Saturday, September 29, 2007

Vonnegut's Last Laugh


Slaughterhouse Five was for me, like many of my generation, a seminal book by a guy I could relate to. Kurt Vonnegut, the "above average" geek who wrote science fiction stories, the sensitive, childlike man who found himself adrift in the very adult activities of World War II, who weathered all those grown-up trials and came through the other side still a child and convinced of the absurdity of life, was a character after my own heart. His Billy Pilgrim placidly observed the horrors of war and Vonnegut's imaginings of a postwar America.
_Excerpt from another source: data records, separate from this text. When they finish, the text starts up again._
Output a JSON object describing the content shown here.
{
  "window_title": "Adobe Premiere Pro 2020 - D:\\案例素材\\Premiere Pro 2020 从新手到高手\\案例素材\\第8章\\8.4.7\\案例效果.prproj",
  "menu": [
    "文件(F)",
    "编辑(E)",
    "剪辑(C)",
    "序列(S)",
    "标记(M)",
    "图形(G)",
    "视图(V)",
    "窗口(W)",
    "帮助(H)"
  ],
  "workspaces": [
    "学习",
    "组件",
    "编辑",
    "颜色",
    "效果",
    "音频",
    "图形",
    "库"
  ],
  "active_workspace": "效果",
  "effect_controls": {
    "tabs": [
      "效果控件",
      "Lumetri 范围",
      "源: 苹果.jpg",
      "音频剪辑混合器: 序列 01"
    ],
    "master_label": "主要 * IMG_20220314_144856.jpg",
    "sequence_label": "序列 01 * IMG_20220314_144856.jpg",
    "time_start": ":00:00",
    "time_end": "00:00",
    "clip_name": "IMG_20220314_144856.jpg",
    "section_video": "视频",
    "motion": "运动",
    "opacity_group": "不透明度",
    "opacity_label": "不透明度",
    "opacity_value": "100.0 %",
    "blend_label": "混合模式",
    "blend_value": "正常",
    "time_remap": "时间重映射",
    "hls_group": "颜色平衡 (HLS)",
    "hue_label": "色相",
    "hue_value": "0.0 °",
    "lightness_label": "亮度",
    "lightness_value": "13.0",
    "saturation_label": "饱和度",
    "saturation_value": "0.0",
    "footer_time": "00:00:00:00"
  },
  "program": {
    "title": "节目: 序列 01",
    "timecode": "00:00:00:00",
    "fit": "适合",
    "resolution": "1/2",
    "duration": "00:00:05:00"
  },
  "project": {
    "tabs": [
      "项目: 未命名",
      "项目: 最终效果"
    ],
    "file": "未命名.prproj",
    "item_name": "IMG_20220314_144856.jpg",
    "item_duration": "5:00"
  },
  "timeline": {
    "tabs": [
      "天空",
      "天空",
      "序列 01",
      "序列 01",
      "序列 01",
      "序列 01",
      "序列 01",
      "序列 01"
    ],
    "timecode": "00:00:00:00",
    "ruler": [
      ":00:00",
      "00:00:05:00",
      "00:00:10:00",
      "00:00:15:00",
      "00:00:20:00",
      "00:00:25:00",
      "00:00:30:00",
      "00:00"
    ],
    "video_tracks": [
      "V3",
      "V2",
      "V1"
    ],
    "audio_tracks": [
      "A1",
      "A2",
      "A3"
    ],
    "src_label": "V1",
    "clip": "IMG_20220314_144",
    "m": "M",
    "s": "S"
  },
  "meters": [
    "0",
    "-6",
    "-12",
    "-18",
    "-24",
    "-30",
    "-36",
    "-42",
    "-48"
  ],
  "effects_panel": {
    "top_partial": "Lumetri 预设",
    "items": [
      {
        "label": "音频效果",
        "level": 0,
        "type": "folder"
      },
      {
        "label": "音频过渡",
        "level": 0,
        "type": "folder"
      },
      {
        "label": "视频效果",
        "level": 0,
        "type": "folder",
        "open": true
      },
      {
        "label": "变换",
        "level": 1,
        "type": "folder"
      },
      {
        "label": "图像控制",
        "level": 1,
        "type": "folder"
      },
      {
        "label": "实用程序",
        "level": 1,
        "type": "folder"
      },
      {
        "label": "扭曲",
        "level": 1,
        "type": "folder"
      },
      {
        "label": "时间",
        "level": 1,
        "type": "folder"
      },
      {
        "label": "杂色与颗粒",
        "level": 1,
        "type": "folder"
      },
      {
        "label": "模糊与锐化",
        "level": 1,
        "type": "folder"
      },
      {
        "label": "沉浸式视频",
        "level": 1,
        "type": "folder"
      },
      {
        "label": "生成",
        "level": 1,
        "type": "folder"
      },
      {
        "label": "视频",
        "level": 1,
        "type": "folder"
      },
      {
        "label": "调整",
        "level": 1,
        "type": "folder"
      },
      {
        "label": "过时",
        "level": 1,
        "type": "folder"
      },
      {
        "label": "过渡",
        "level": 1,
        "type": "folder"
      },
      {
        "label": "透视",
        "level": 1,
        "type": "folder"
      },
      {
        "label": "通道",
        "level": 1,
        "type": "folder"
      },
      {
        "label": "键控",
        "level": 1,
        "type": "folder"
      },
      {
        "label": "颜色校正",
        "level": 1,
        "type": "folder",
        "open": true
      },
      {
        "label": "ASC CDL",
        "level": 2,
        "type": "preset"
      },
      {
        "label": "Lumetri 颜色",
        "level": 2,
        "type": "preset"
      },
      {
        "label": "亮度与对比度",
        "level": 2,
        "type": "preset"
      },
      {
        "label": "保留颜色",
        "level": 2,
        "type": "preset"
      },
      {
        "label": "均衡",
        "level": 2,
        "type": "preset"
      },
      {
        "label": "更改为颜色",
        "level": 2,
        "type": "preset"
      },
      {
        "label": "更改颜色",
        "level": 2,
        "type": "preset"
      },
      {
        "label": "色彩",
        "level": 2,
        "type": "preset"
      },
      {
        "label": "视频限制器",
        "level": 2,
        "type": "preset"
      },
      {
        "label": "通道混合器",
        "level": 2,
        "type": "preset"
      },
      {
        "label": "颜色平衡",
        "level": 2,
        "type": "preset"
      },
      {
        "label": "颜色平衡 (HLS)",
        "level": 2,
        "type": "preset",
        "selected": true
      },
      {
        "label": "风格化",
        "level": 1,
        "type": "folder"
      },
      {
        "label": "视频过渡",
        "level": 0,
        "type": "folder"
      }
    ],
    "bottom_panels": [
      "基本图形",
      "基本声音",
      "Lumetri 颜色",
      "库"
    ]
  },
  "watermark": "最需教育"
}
One of the things Vonnegut foresaw in late twentieth century America was that it would be balkanized into several smaller nations to reduce its power and hence its threat to world political stability. While his vision was never realized and politically naive (what historical precedence is there for any nation, much less the most powerful nation on Earth, relinquishing any of its power voluntarily?) the balkanization of American Culture continues apace. American intellectuals, among other groups, have moved from imagining themselves a demimonde of like minded spirits spread among the population at large to "the Society" itself, with the rest of the population as phantom observers. How else explain pundits like Daniel Lazare, Sam Harris, Christopher Hitchens and Carlin Romano confidently proclaiming the end of faith and scoffing away the last vestiges of our religious trappings in a country where 98% of the populace believe in God? Intellectuals, like celebrities and the very rich have often felt that their reality and/or morality have little to do with the rest of the world. Technological innovation has made it progressively easier to actually create an insular and alternate reality, given sufficient means.

Vonnegut's success as a writer allowed him to remain an outsized misantropic child to the very end (comparisons of Vonnegut to Mark Twain I think focus more on outward resemblances than actual philosophies of life, ignoring Twain's humanitarian core) surrounded by fans who shared his worldview. His balkanized America, while never a political reality, has become a societal one.